New Zealand spinach is not frost hardy like true spinach. The two plants are not related but can be used fresh or cooked in the same way. Plant New Zealand spinach in the warm part of the year when regular spinach will not grow, in temperatures ranging from 60° to 75°F.
Vitamin K 525.6 µg
Manganese 0.947 mg
Vitamin B6 0.427 mg
Vitamin C 28.8 mg
Copper 0.139 mg
Iron 1.19 mg
Vitamin B2 0.193 mg
New Zealand spinach prefers welldrained, sandy soils that are rich in organic matter, with a pH ranging from 6.8 to 7.0. However, in Utah’s typical alkaline soils, New Zealand spinach will still grow well.
Before planting, incorporate up to 4 inches of well-composted organic matter into the top 6 inches of the soil. Fertilizer should be broadcast and worked into the soil prior to seeding, at a rate of 3 lbs per 100 ft² of 10-10-10 fertilizer. If fertilizer is banded at seeding it should be placed along each side of the rows 2-3 inches below the level of the seed and 6 inches to the side of the row. Sidedress with two or more applications of 0.3 oz per 10 ft of row of 10-10- 10 fertilizer.
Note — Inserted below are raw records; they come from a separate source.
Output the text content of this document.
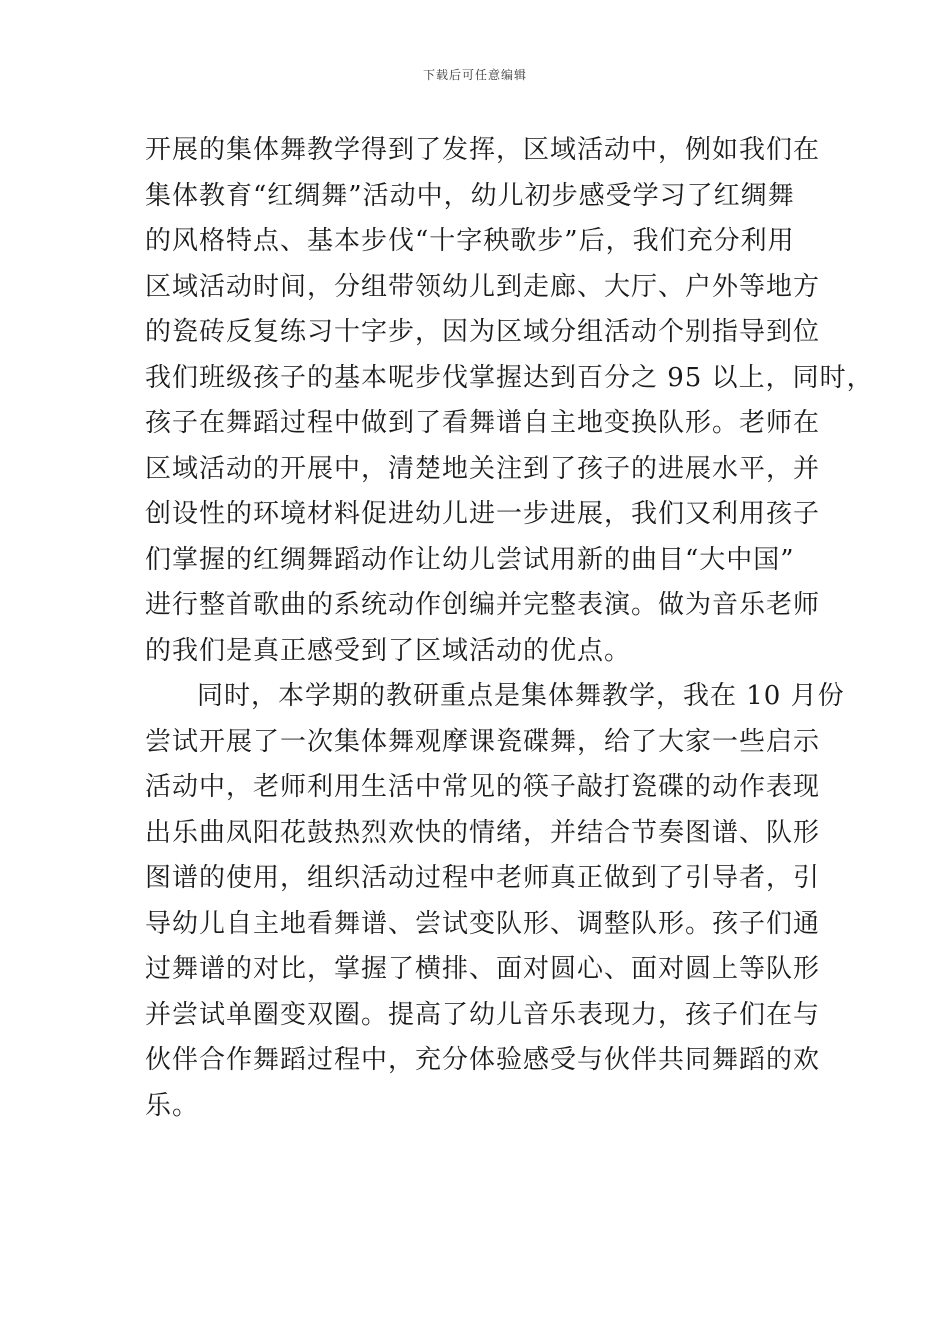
下载后可任意编辑
开展的集体舞教学得到了发挥，区域活动中，例如我们在
集体教育“红绸舞”活动中，幼儿初步感受学习了红绸舞
的风格特点、基本步伐“十字秧歌步”后，我们充分利用
区域活动时间，分组带领幼儿到走廊、大厅、户外等地方
的瓷砖反复练习十字步，因为区域分组活动个别指导到位
我们班级孩子的基本呢步伐掌握达到百分之 95 以上，同时，
孩子在舞蹈过程中做到了看舞谱自主地变换队形。老师在
区域活动的开展中，清楚地关注到了孩子的进展水平，并
创设性的环境材料促进幼儿进一步进展，我们又利用孩子
们掌握的红绸舞蹈动作让幼儿尝试用新的曲目“大中国”
进行整首歌曲的系统动作创编并完整表演。做为音乐老师
的我们是真正感受到了区域活动的优点。
同时，本学期的教研重点是集体舞教学，我在 10 月份
尝试开展了一次集体舞观摩课瓷碟舞，给了大家一些启示
活动中，老师利用生活中常见的筷子敲打瓷碟的动作表现
出乐曲凤阳花鼓热烈欢快的情绪，并结合节奏图谱、队形
图谱的使用，组织活动过程中老师真正做到了引导者，引
导幼儿自主地看舞谱、尝试变队形、调整队形。孩子们通
过舞谱的对比，掌握了横排、面对圆心、面对圆上等队形
并尝试单圈变双圈。提高了幼儿音乐表现力，孩子们在与
伙伴合作舞蹈过程中，充分体验感受与伙伴共同舞蹈的欢
乐。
Seeds can be either directly sown after frost danger has passed; or they may be started inside 3-4 weeks before the last frost date, then transplanted after the danger of frost has passed. New Zealand spinach germinates slowly, but soaking the seeds in water for 24 hours before planting hastens germination. Seeds take up to 2 or 3 weeks to emerge and do not emerge uniformly. Seedlings can be transplanted when they are 1-2 inches tall.
Seeds should be planted ½ inch deep in fine soil. The soil should be kept moist until the seedlings begin to emerge. Plant in rows 3 feet apart, with seeds 2 inches apart within the row. When plants are 1-2 inches tall, thin to 12 inches apart.
Mulches help retain soil moisture and suppress weeds. Plastic is a good mulch because it can increase the soil temperature and make it possible to plant at an earlier date. Lay black plastic down in rows, covering the edges with soil, then punch holes in the plastic and plant seeds or transplant previously started plants. Grass clippings, leaves, or shredded newspaper are other mulch options.
Hot caps, plastic tunnels, and fabric covers can protect seedlings and transplants from cool air temperatures. Row covers make it possible to place plants outside before the last frost date, thereby extending the harvest season because of getting an early start.
Although the flavor is best with consistent moisture, New Zealand spinach will still do well with little water without causing plants to bolt or producing a bitter taste. New Zealand spinach is heat and drought tolerant and does well in the warm summer/fall months when regular spinach will not produce.
New Zealand spinach needs generous fertilization, otherwise it can seed early. Fertilizing monthly at the highest rate will produce the best results. Apply 3 pounds of 10-10-10 per 100 ft².